Among breast cancer survivors with GSM, vaginal estrogen was not associated with increased breast cancer recurrence, breast cancer-specific mortality, or overall mortality.

Background

Genitourinary syndrome of menopause (GSM) is common among breast cancer survivors and impairs quality of life. Although low-dose vaginal estrogen effectively treats GSM, clinicians often avoid prescribing it in this population due to safety concerns, including FDA labeling that lists prior breast cancer as a contraindication.
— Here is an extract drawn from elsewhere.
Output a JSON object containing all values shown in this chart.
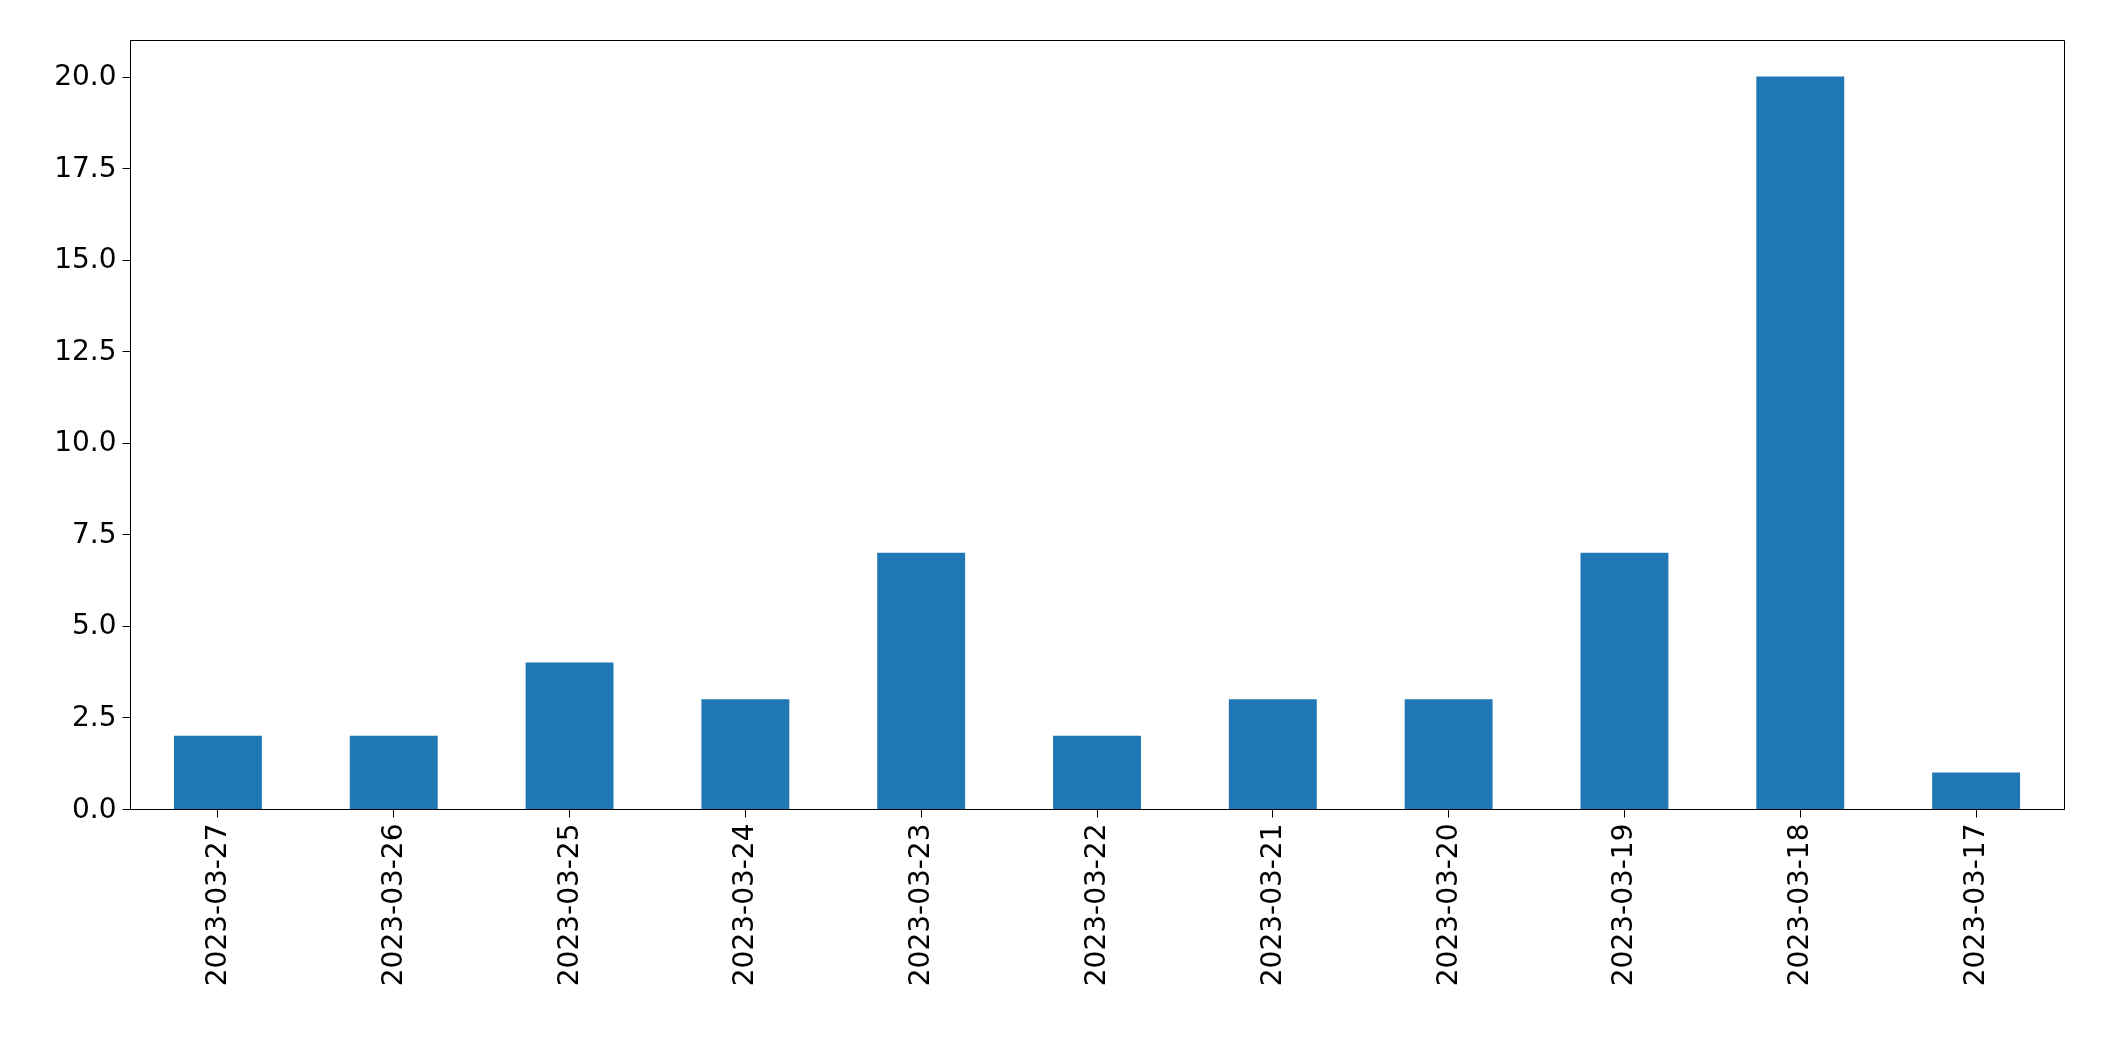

This systematic review and meta-analysis evaluated whether vaginal estrogen use is associated with breast cancer recurrence or mortality in survivors.

Patients

• Breast cancer survivors with GSM using or not using vaginal estrogen.
• Eight observational studies included; countries: USA, UK (including Scotland/Wales), Sweden, Denmark, Australia.
• Sample sizes:
  • Recurrence analysis: 24,060 patients (4,494 users; 19,566 nonusers).
  • Breast cancer-specific mortality: 61,695 patients (3,579 users; 58,116 nonusers).
  • Overall mortality: 59,724 patients (4,684 users; 55,040 nonusers).

Intervention

Low-dose vaginal estrogen therapy for GSM (creams, tablets/inserts, and rings); exposure duration varied across studies.

Control

No vaginal estrogen use (usual care or nonhormonal therapies).

Outcome

• Primary: Breast cancer recurrence (local, contralateral, or distant).
• Secondary: Breast cancer-specific mortality and overall mortality.

Study Design

• Systematic review and meta-analysis of observational studies (cohort/case-control).
• Databases searched from inception to April 6, 2024; secondary search September 26, 2024 (Google Scholar, PubMed/MEDLINE, EMBASE, CINAHL, NCBI, ScienceDirect).
• Random-effects model (DerSimonian–Laird) using pooled, unadjusted odds ratios (OR) with 95% CI; 95% prediction intervals and fragility indices calculated; heterogeneity assessed (I²).
• PROSPERO registration: CRD42023479950.

Level of Evidence

Oxford CEBM Level 2a (systematic review of cohort studies).

Follow up period

• Reported mean follow-up where available ranged from approximately 4.2 to 9.8 years (eg, 4.2 years; 5.0–5.5 years; 9.8 years); several studies did not report follow-up duration.
• Exposure duration to vaginal estrogen varied (some reports ≥1 year; others unspecified).

Results

Primary outcome: Breast cancer recurrence

• Events: 11.6% (520/4,494) with vaginal estrogen vs 15.8% (3,086/19,566) without.
• Effect: OR 0.48 (95% CI 0.23–0.98).
• Absolute risk reduction (ARR): 4.2%; NNT ≈ 24 to prevent one recurrence.
• Heterogeneity: I² 95.8%; 95% prediction interval 0.05–4.96; fragility index 1.

Secondary outcomes

• Breast cancer-specific mortality
  • Events: 8.0% (285/3,579) with vaginal estrogen vs 11.8% (6,885/58,116) without.
  • Effect: OR 0.60 (95% CI 0.18–1.95).
  • ARR: 3.8%; NNT ≈ 26 to prevent one breast cancer death.
  • Heterogeneity: I² 98.1%; 95% prediction interval 0.01–34.69; reverse fragility index 69.
• Overall mortality
  • Events: 17.2% (806/4,684) with vaginal estrogen vs 23.4% (12,869/55,040) without.
  • Effect: OR 0.46 (95% CI 0.42–0.49).
  • ARR: 6.2%; NNT ≈ 16 to prevent one death from any cause.
  • Heterogeneity: I² 0%; 95% prediction interval 0.40–0.51; fragility index 16.

Limitations

• All included studies were observational; no randomized trials identified.
• Evidence of substantial heterogeneity for recurrence and cancer-specific mortality; pooled ORs were unadjusted.
• Potential selection/healthy-user bias (vaginal estrogen users may have had more favorable baseline prognostic factors).
• Variability and incomplete reporting of estrogen formulations, dosing, exposure duration, and follow-up.
• Concomitant endocrine therapy (e.g., aromatase inhibitors) varied; some individual studies reported divergent subgroup signals.
• Publication bias not assessed (fewer than 10 studies per outcome); fragility index for recurrence indicates limited robustness.

Funding

No specific study funding reported. The Department of Obstetrics and Gynecology at the University of Florida College of Medicine–Jacksonville receives research support from Mylan for an unrelated clinical trial. One author (A.M.K.) reports consulting for Mylan; others report no conflicts of interest.

Citation

Beste ME, Kaunitz AM, McKinney JA, Sanchez-Ramos L. Vaginal estrogen use in breast cancer survivors: a systematic review and meta-analysis of recurrence and mortality risks. American Journal of Obstetrics & Gynecology. 2025 Mar; doi:10.1016/j.ajog.2024.10.054.